Hello from Dublin, Ireland. Yesterday, we left the 75 degree weather of sunny central coast California on a KLM flight out of San Francisco for the sunny winter climate of Amsterdam.
Kelley and I know Amsterdam almost as well as San Francisco. Despite nine years since our last visit to Amsterdam, everything seemed so familiar. We walked through Schiphol Airport, made our way through passport control, purchased our train tickets and hopped on the train to Amsterdam Centraal.
At the Amsterdam Centraal train station we made our way to the luggage lockers, stored our luggage, and set out for a day trip sightseeing around Amsterdam before flying out to Dublin, Ireland for the night. The most noticeable change for us since our last time in Amsterdam was the discontinuation of strippenkaart time-stamp tickets for the city trams.
Lost in Amsterdam, unLucky stolen wallet too
Our asses were sore from 10.5 hours in the back of the plane on an A330-200 economy class seat from SFO to AMS. We decided to walk across town to the Leideseplein and Vondelpark in an effort to revive our sore muscles with exercise. We had been out of the train station for about 20 minutes when Kelley went to change her sunglasses to her regular glasses to find the small purse around her neck unzipped. Her prescription eye glasses and wallet were gone. Kelley’s field of vision is a blur without her eyeglasses.
I have packed a pair of spare prescription glasses ever since going to the Radisson Hotels America conference in Chicago in 2012 without reading glasses. I can get by with a pair of $10 Costco eyeglasses when necessary. Kelley can barely see without her eyeglasses.

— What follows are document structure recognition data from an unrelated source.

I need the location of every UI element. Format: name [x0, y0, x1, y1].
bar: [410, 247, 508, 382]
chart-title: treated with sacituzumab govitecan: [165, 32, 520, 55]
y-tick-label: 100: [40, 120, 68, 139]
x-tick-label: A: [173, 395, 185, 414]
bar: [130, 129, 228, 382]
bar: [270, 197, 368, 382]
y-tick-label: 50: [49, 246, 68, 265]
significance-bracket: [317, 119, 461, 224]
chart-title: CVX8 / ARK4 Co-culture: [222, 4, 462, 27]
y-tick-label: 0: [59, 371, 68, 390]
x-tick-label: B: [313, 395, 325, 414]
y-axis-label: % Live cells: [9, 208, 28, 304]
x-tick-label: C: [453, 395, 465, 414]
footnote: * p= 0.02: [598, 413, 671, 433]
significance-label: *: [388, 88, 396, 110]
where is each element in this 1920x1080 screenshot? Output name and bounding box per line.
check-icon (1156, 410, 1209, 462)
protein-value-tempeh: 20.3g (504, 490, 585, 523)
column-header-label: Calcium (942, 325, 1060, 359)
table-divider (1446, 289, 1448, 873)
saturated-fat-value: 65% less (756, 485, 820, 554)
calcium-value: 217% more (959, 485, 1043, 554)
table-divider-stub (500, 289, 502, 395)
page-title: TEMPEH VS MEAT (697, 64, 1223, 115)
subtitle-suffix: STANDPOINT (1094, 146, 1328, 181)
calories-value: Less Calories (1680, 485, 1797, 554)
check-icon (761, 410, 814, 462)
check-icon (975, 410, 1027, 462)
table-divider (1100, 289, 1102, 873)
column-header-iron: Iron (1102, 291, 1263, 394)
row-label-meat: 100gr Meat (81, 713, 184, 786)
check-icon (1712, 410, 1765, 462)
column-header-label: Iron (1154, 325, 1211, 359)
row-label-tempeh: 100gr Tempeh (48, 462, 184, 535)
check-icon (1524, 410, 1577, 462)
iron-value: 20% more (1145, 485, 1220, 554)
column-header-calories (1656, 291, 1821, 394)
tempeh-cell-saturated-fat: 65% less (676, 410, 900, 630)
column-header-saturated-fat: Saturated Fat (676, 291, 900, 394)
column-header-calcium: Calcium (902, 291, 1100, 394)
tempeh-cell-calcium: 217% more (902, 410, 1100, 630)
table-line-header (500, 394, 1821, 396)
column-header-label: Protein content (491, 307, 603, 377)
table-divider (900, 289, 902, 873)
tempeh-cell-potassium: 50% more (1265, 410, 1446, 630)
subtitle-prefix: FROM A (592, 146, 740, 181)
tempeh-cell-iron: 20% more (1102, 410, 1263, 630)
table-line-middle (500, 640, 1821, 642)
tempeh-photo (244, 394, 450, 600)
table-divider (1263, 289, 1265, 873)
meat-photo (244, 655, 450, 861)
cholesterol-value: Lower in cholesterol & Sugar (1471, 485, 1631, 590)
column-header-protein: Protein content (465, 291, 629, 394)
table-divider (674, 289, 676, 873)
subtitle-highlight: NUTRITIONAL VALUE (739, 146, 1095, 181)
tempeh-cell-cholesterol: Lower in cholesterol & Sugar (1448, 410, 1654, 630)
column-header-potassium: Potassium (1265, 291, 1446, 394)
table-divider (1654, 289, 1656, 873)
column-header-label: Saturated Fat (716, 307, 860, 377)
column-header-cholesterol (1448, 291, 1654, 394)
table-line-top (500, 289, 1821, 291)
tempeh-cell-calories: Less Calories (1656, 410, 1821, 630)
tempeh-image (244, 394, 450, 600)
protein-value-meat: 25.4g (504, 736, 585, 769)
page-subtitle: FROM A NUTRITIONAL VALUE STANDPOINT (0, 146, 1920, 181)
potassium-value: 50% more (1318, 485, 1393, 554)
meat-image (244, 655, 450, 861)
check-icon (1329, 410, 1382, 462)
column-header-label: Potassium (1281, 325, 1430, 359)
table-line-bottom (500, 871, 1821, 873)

If this was our first trip to Amsterdam or Europe, we might totally have freaked out and swear to never leave American soil again. But this is not our first trip. For several years we lived in Amsterdam four to six weeks a year. We never had a problem with theft here before. For that matter, we have never had anything stolen in more than 25 years during our travels. We have lost some items over the years, mostly leaving coats or umbrellas on airplanes, but this is the first time we have lost something to theft since the 1980s.
What happened?
Amsterdam Centraal train station was packed on a Sunday morning at 11am when we arrived with hundreds of people coming to Amsterdam on the Schiphol train. We were walking body to body in the thick crowd as we fed into the line on the train platform for the escalator down into the station. Kelley was directly behind me at the top of the escalator. At the bottom of the escalator I waited for Kelley as several people passed by me. I asked her how she ended up so far behind me with several people between her and me? She commented how a group of guys cut in front of her on the escalator and forced her back in line away from me.
Those might have been the moves that cost her wallet and glasses. We are savvy travelers and when we are in transit, typically each person is responsible for their own stuff. Kelley was mad at herself for not having her small purse under her overcoat, rather than on the outside of her overcoat.
Kelley did well not to freak out in the middle of Amsterdam. This is not the way any traveler wants to start the first day of a vacation.
After a police report and a couple of international collect phone calls, the damage was mitigated with a couple of closed credit card accounts and no fraudulent transactions on her credit cards. Fortunately, while she lost her California drivers license in her wallet, her U.S. passport was not taken from her purse. That would have truly been a headache as we were only transiting through Amsterdam for the day before flying on to our flight destination of Dublin, Ireland. At least we know where the U.S. Embassy is located in Amsterdam, if it had been necessary. We went there a decade ago one time to add extra pages to Kelley’s previous U.S. passport. I wonder if they are closed for President’s Day? Not that it matters since she still has her passport.
We are flying back to Amsterdam for the week. Our crazy itinerary is flying SFO-AMS-DUB-AMS-DUB-AMS-SFO on tickets purchased in early January for KLM SFO-Dublin round trip at $449 and Dublin-Amsterdam on Aer Lingus for $125 round trip. The combined cost for two tickets was about $300 less per person than flying directly to Amsterdam round trip.
Our plan was to spend the week in Amsterdam museums and re-educate ourselves on Rembrandt and Van Gogh, while I also check out several of the new hotels in town since our last visit like Hyatt Andaz, Waldorf Astoria and DoubleTree and W Amsterdam. The problem for Kelley now is her very poor eyesight means she is going to have a blurred visual image and memory of Amsterdam.
I’ll have to take lots of good photos so she can see what we saw at some later date with more visual clarity.
Can anyone recommend a good optometrist in Amsterdam?